25 de dezembro de 2010

Medita ação

É tanto pouco que em muito me satisfaço. Nem quero bastante, só o necessário para a manutenção da minha felicidade. Sem deixar pela metade a vida, nem as suas verdades. Coragem por vezes cora as maçãs no rosto colhidas, exige-se cumprir todos os pecados. 

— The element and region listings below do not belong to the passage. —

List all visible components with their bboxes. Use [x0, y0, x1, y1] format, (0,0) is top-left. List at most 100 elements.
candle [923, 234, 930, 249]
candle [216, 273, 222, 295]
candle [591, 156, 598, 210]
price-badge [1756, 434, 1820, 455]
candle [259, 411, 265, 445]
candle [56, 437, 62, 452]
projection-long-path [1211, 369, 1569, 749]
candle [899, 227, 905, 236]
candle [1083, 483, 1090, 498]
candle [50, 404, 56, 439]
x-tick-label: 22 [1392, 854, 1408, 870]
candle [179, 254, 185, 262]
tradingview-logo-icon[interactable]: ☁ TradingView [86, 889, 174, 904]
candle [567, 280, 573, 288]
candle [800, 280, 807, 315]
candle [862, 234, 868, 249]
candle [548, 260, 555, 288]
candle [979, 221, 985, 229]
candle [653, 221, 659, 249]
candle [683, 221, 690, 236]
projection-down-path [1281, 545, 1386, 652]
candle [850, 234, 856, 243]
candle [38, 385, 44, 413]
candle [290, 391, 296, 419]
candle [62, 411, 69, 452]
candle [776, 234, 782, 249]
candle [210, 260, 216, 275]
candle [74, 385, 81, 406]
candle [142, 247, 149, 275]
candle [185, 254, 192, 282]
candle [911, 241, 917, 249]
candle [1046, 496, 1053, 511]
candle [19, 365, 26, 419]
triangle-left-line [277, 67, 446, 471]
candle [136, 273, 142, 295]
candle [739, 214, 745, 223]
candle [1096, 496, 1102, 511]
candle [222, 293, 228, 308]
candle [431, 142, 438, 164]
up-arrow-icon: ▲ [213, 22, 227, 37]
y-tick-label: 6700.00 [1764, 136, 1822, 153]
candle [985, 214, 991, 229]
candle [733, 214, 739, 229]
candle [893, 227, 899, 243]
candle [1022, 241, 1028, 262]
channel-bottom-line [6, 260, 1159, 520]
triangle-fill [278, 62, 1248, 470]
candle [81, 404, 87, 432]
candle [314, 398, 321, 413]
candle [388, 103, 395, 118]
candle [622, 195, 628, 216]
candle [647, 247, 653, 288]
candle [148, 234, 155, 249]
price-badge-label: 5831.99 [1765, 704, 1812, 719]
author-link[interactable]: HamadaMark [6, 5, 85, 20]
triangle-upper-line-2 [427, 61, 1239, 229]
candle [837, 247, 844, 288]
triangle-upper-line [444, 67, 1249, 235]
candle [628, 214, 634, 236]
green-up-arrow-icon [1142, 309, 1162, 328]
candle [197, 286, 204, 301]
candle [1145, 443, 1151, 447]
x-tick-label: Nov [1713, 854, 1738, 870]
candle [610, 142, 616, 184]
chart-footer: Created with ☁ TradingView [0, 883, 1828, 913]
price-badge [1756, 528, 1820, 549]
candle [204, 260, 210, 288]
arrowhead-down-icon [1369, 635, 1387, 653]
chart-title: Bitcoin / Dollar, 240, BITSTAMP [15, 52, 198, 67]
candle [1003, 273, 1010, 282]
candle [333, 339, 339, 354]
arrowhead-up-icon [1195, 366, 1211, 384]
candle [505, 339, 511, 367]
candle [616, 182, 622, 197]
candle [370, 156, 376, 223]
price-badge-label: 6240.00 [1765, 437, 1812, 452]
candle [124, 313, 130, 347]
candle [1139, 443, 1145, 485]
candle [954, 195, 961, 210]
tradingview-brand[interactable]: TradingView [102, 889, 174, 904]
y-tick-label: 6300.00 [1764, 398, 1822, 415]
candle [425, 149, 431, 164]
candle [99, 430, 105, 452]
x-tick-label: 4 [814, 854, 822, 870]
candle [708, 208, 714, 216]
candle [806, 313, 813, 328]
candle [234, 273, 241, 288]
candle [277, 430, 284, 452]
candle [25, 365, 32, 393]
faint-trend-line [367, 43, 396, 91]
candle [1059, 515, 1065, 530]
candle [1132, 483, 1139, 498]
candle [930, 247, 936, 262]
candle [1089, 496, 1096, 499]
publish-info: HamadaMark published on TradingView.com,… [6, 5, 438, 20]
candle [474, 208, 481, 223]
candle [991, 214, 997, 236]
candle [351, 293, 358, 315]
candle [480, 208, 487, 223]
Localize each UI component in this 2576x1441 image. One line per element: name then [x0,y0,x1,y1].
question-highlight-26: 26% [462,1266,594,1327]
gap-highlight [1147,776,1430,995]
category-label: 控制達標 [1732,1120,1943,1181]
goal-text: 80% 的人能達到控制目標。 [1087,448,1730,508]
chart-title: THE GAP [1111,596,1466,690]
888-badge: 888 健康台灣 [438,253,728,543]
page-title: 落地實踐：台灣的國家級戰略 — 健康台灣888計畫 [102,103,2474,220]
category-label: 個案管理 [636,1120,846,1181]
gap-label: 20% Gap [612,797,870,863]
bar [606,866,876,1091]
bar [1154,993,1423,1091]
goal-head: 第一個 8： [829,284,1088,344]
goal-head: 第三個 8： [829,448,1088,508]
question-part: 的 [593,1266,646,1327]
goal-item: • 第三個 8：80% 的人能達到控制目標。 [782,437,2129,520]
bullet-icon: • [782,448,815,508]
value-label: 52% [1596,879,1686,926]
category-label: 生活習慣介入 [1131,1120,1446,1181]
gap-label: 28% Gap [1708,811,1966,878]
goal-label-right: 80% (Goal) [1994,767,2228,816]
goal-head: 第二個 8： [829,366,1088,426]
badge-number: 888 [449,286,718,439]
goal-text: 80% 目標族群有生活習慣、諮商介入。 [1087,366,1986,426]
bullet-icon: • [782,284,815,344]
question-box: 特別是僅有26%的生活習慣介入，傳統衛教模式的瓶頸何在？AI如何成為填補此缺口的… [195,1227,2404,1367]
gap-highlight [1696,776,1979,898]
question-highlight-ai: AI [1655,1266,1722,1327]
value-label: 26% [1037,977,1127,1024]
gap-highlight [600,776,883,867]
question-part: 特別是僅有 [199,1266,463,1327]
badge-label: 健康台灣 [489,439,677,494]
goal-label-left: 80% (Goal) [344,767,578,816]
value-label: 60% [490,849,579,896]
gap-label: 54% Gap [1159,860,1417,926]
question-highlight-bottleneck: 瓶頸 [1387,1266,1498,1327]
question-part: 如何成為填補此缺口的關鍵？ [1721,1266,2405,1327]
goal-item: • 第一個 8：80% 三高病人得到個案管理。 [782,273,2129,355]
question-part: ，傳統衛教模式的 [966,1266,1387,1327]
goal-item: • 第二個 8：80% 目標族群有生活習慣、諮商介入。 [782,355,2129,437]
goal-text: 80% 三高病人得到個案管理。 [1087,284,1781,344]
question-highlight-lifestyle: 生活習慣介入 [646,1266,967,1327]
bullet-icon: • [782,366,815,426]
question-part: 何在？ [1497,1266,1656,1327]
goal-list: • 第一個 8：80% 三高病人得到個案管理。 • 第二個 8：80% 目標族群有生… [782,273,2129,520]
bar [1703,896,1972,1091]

O gosto na boca tem de ser sangue, paladoando glóbulos de paz nos beijos. Tempero bom se sabe na cor vermelha, porque arde. A mesma das estranhas entranhas da gente, com os óvulos fecundados. Do amor se devia ser um gestante eterno.

Gesto corriqueiro que se faz é o da despedida, por isso já estou toda torta. Fardo nas costas que separam o mar da terra. Alento quando se vem pacífico dos oceanos. Lento processo de cicatrização quando se vai e não se revolta mais. Deve-se ir além das ondas, mesmo que a ferida tenha cortado a fé remando sempre com seu pé para trás, preso a correntes e mariscos. Sou da pá virada, Curupira da floresta nomeada mundo. Encaro riscos rabiscando palavras nos muros, acendendo postes. Pata levantada do cachorro ao mijo, deixando várias pulgas atrás da orelha gasta. 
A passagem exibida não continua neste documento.